Tuesday, October 6, 2015

October 5 - Dijion and Embarking on the Scenic Sapphire

Today we embark on our river cruise.  We will be boarding the Scenic Sapphire, which is the boat we sailed on when we did our Rhine/Moselle river trip four years ago.

We were transferred from our four star hotel in the Opera district of Paris to Gare de Lyon to catch a train to Dijon. The Marriott OperaAmbassador hotel was a wonderful experience.  It was very classy and had wonderfully huge suites.  

On our trip to the train station, our guide provided a very informative commentary on the history of Paris.

Rocky and Joan have arrived to complete our group.  They had plane problems in Toronto and for a period of time it was touch and go as to whether they were going to make it to Europe.

The train was a TGV high speed train that France is famous for.  We went from Paris to Dijon in about ninety minutes.  I'm taking a guess, but based on the way we flew by the cars on the highway, I suspect we were travelling more than 200K/hour.

As we went south the landscape went from being very flat to large rolling hills as we approached Dijon.  The area is very rural and Sue thought she saw a wild boar in one of the farmer's fields.

Rue de la Liberte 
Dijon is medium sized city with a population of 250,000 people in the Burgundy region of France.  It is world famous for its mustard and the surrounding  Burgundy region for its wine.  As we walked through the old section of the city, there were several shops dedicated to selling mustard and everything that has anything to do with mustard. 

Dijon was a Roman settlement located on the road from Lyon to Paris.

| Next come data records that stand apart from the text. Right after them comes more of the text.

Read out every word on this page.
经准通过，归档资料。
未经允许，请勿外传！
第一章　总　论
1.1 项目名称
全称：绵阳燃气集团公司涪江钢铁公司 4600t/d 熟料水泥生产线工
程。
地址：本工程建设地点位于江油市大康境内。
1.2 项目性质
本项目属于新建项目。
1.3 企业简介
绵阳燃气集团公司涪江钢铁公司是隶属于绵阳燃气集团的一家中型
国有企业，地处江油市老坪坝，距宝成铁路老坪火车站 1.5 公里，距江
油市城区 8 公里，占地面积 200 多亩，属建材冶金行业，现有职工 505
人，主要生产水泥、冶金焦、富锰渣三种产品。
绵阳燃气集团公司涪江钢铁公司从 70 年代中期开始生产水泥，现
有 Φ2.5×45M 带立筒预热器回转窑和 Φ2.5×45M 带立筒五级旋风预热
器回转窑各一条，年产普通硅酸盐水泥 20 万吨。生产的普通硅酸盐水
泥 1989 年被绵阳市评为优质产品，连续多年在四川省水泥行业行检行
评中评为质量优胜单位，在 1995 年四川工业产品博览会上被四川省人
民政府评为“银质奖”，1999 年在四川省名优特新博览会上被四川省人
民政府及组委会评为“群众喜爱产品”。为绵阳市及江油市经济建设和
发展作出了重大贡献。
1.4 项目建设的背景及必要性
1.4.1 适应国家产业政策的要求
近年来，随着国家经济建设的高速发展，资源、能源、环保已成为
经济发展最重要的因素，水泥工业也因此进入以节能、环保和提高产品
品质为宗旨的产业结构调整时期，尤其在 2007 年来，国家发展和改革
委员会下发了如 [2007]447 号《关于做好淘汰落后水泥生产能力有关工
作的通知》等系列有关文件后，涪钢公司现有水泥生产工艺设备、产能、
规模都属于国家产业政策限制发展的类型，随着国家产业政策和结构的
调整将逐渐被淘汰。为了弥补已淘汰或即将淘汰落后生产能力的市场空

The as the main city in the province of Burgandy was home to the Dukes of Burgundy from the early 11th until the late 15th centuries and Dijon was a place of tremendous wealth and power, one of the great European centres of art, learning and science. The Palace of the Dukes of Burgundy now houses city hall and a museum of art.




UNESCO has designated the old town as a world heritage site.  Dijon was largely spared the destruction of wars such as the 1870 Franco-Prussian War and the Second World War, despite the city being occupied. Therefore, city has retained varied architectural styles ranging from Gothic to Renaissance, with many of the old buildings such as the half-timbered houses dating from the 12th to the 15th centuries.

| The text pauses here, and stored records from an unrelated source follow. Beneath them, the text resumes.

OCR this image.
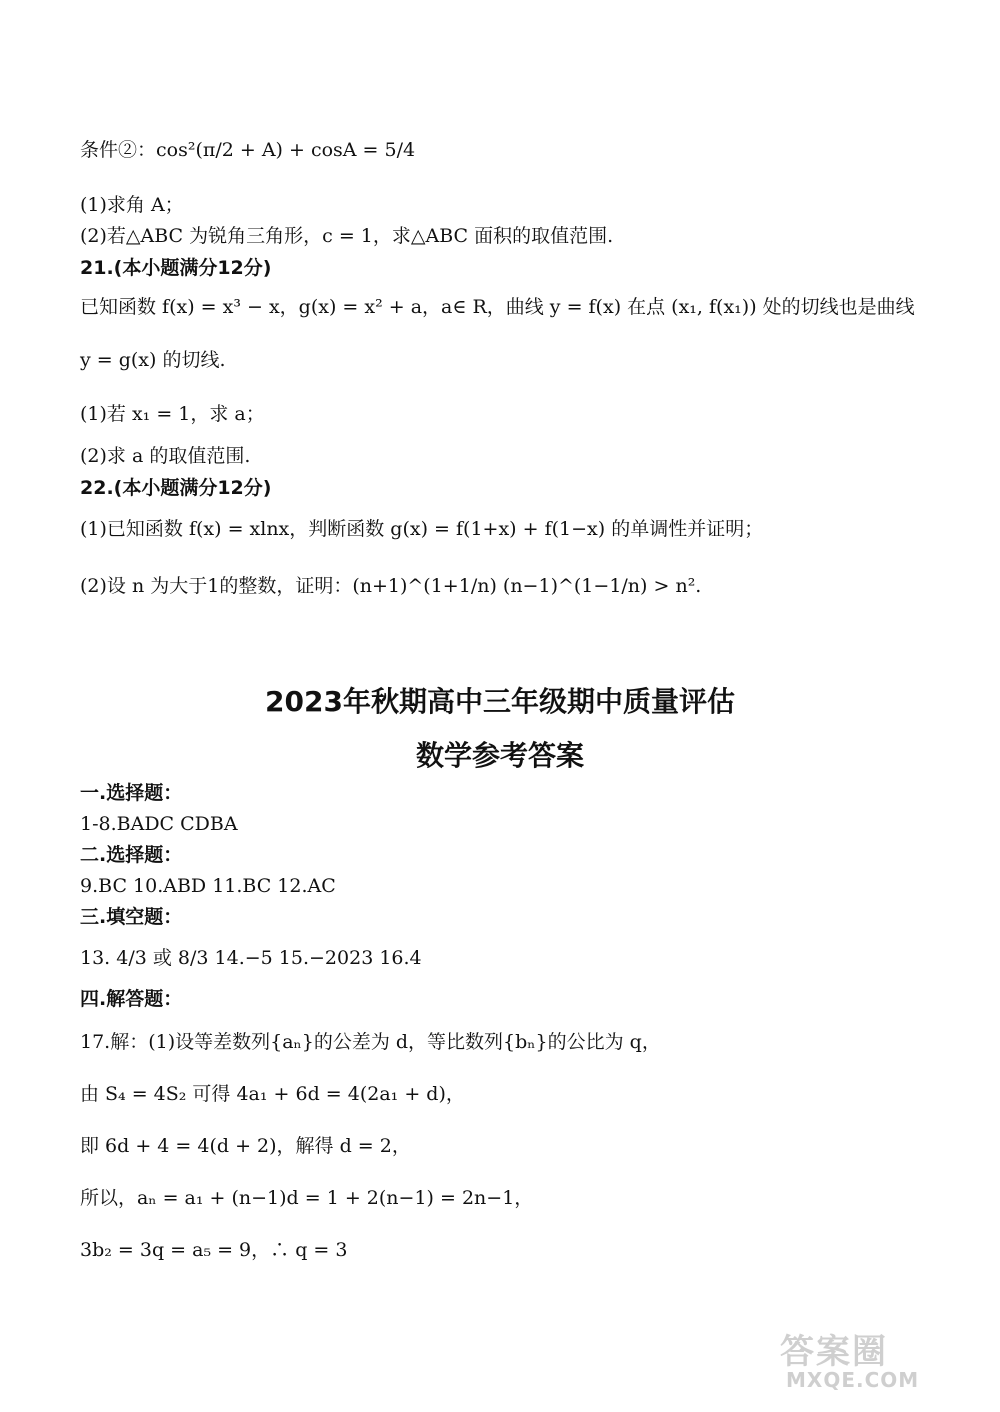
条件②：cos²(π/2 + A) + cosA = 5/4
(1)求角 A；
(2)若△ABC 为锐角三角形，c = 1，求△ABC 面积的取值范围.
21.(本小题满分12分)
已知函数 f(x) = x³ − x，g(x) = x² + a，a∈ R，曲线 y = f(x) 在点 (x₁, f(x₁)) 处的切线也是曲线
y = g(x) 的切线.
(1)若 x₁ = 1，求 a；
(2)求 a 的取值范围.
22.(本小题满分12分)
(1)已知函数 f(x) = xlnx，判断函数 g(x) = f(1+x) + f(1−x) 的单调性并证明；
(2)设 n 为大于1的整数，证明：(n+1)^(1+1/n) (n−1)^(1−1/n) > n².
2023年秋期高中三年级期中质量评估
数学参考答案
一.选择题：
1-8.BADC CDBA
二.选择题：
9.BC 10.ABD 11.BC 12.AC
三.填空题：
13. 4/3 或 8/3 14.−5 15.−2023 16.4
四.解答题：
17.解：(1)设等差数列{aₙ}的公差为 d，等比数列{bₙ}的公比为 q，
由 S₄ = 4S₂ 可得 4a₁ + 6d = 4(2a₁ + d)，
即 6d + 4 = 4(d + 2)，解得 d = 2，
所以，aₙ = a₁ + (n−1)d = 1 + 2(n−1) = 2n−1，
3b₂ = 3q = a₅ = 9，∴ q = 3
答案圈
MXQE.COM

Dijon holds its International and Gastronomic Fair every year in autumn. With over 500 exhibitors and 200,000 visitors every year, it is one of the ten most important fairs in France.

Dijon mustard originated in 1856, when Jean Naigeon of Dijon substituted verjuice, the acidic "green" juice of not-quite-ripe grapes, for vinegar in the traditional mustard recipe. In general, mustards from Dijon today contain white wine rather than verjuice. The city is also well known for its crème de cassis, or blackcurrant liqueur, used in the drink known as "Kir", a mixture of crème de cassis with white wine.


Place du Bareuzai




Tiled roof on La maison Maillard




Dave enjoying lunch
For lunch we had a huge crepe filled with ham, egg and cheese.  We weren't able to finish them because they were too big.  I also had the drink called Kir.  It was a bit too sweet for my liking.

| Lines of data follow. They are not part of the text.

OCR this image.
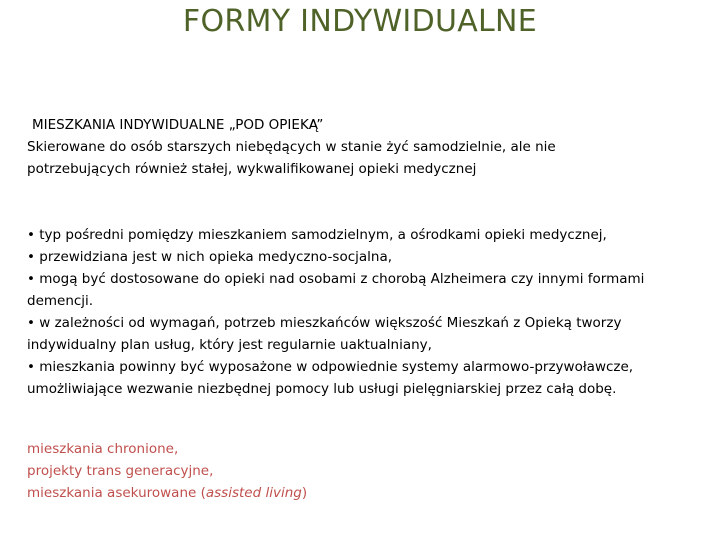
FORMY INDYWIDUALNE
MIESZKANIA INDYWIDUALNE „POD OPIEKĄ”
Skierowane do osób starszych niebędących w stanie żyć samodzielnie, ale nie
potrzebujących również stałej, wykwalifikowanej opieki medycznej
• typ pośredni pomiędzy mieszkaniem samodzielnym, a ośrodkami opieki medycznej,
• przewidziana jest w nich opieka medyczno-socjalna,
• mogą być dostosowane do opieki nad osobami z chorobą Alzheimera czy innymi formami
demencji.
• w zależności od wymagań, potrzeb mieszkańców większość Mieszkań z Opieką tworzy
indywidualny plan usług, który jest regularnie uaktualniany,
• mieszkania powinny być wyposażone w odpowiednie systemy alarmowo-przywoławcze,
umożliwiające wezwanie niezbędnej pomocy lub usługi pielęgniarskiej przez całą dobę.
mieszkania chronione,
projekty trans generacyjne,
mieszkania asekurowane (assisted living)
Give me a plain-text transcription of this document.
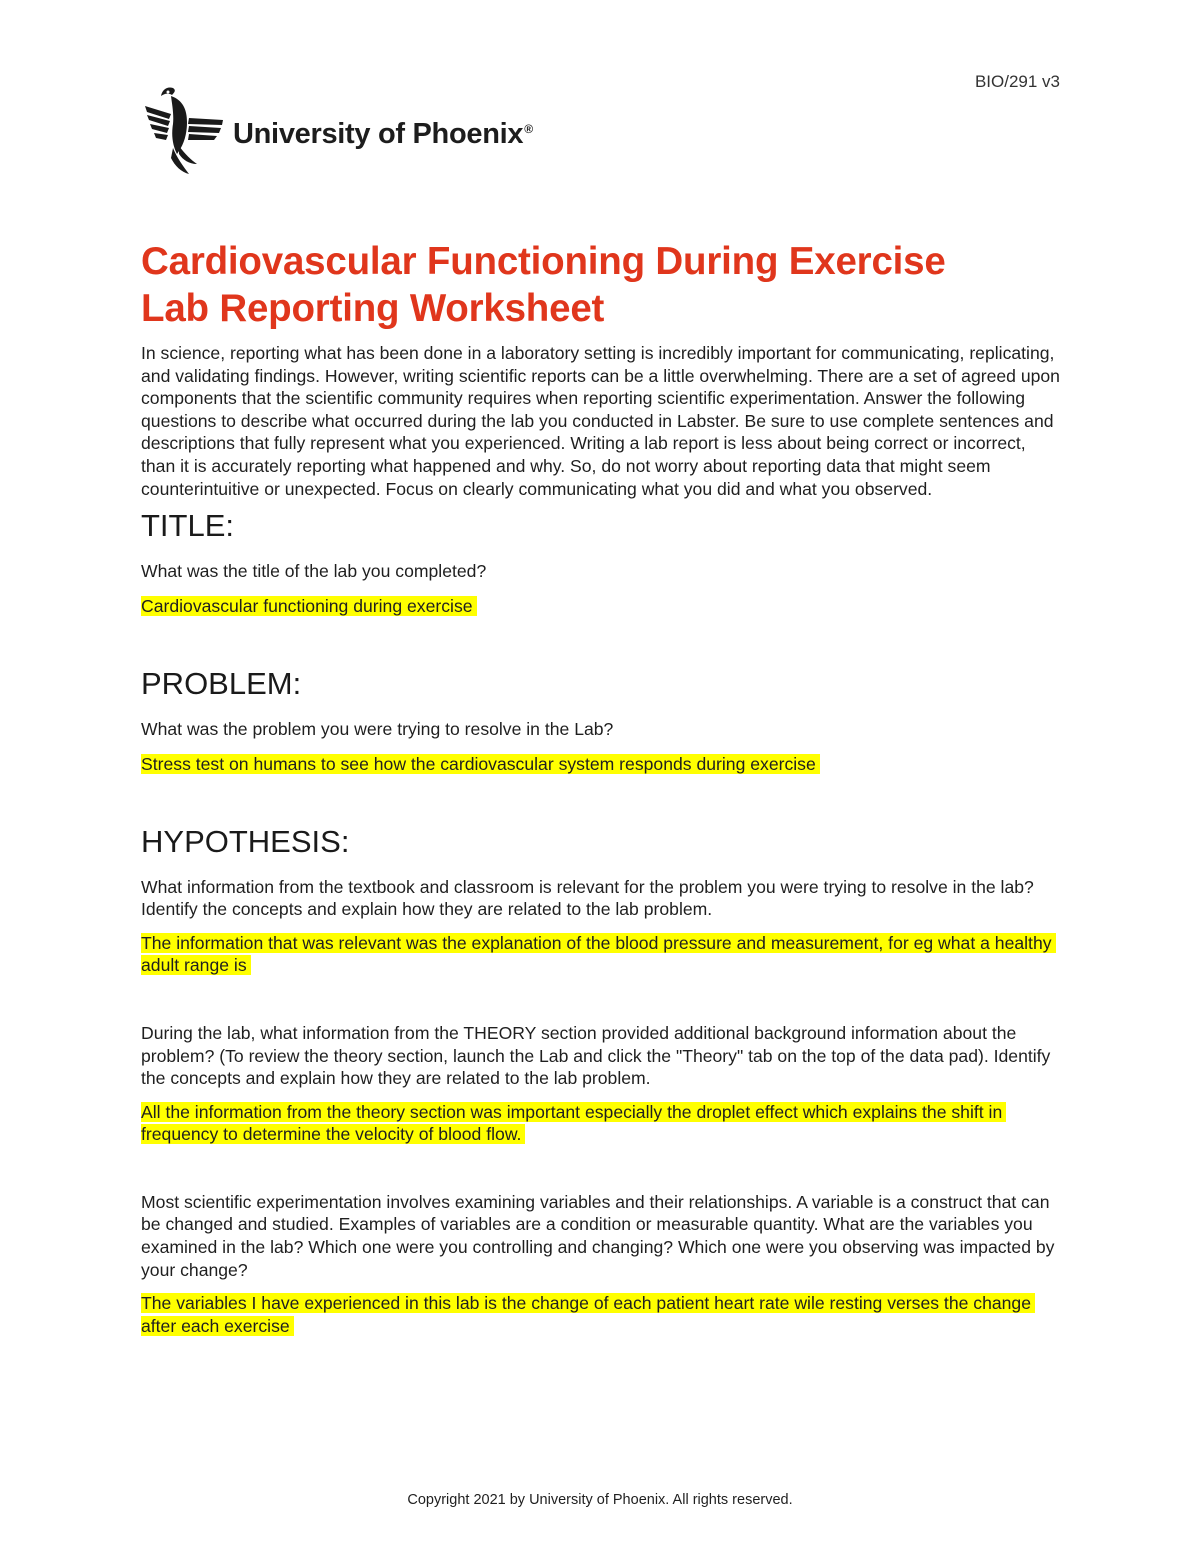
BIO/291 v3
University of Phoenix®
Cardiovascular Functioning During Exercise
Lab Reporting Worksheet

In science, reporting what has been done in a laboratory setting is incredibly important for communicating, replicating, and validating findings. However, writing scientific reports can be a little overwhelming. There are a set of agreed upon components that the scientific community requires when reporting scientific experimentation. Answer the following questions to describe what occurred during the lab you conducted in Labster. Be sure to use complete sentences and descriptions that fully represent what you experienced. Writing a lab report is less about being correct or incorrect, than it is accurately reporting what happened and why. So, do not worry about reporting data that might seem counterintuitive or unexpected. Focus on clearly communicating what you did and what you observed.

TITLE:

What was the title of the lab you completed?

Cardiovascular functioning during exercise

PROBLEM:

What was the problem you were trying to resolve in the Lab?

Stress test on humans to see how the cardiovascular system responds during exercise

HYPOTHESIS:

What information from the textbook and classroom is relevant for the problem you were trying to resolve in the lab? Identify the concepts and explain how they are related to the lab problem.

The information that was relevant was the explanation of the blood pressure and measurement, for eg what a healthy adult range is

During the lab, what information from the THEORY section provided additional background information about the problem? (To review the theory section, launch the Lab and click the "Theory" tab on the top of the data pad). Identify the concepts and explain how they are related to the lab problem.

All the information from the theory section was important especially the droplet effect which explains the shift in frequency to determine the velocity of blood flow.

Most scientific experimentation involves examining variables and their relationships. A variable is a construct that can be changed and studied. Examples of variables are a condition or measurable quantity. What are the variables you examined in the lab? Which one were you controlling and changing? Which one were you observing was impacted by your change?

The variables I have experienced in this lab is the change of each patient heart rate wile resting verses the change after each exercise

Copyright 2021 by University of Phoenix. All rights reserved.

Marg on board Scenic Sapphire
We then travelled to Chalon sur Saone and boarded our home for the next twelve days.  The boat has been modernized since we were last on her.  The main improvement is that the balconies can now be enclosed, so that in the case of inclement weather you can still out and enjoy the sites.  Such is the case as I write this entry into the blog.  It is pouring rain out there.











There was a nice buffet for dinner with all the wine you could drink.  I over did it, but it is a holiday after all.  During the evening we got to meet our butler, the restaurant and bar staff and of course the cruise director.  We are confident that this is going to a memorable cruise.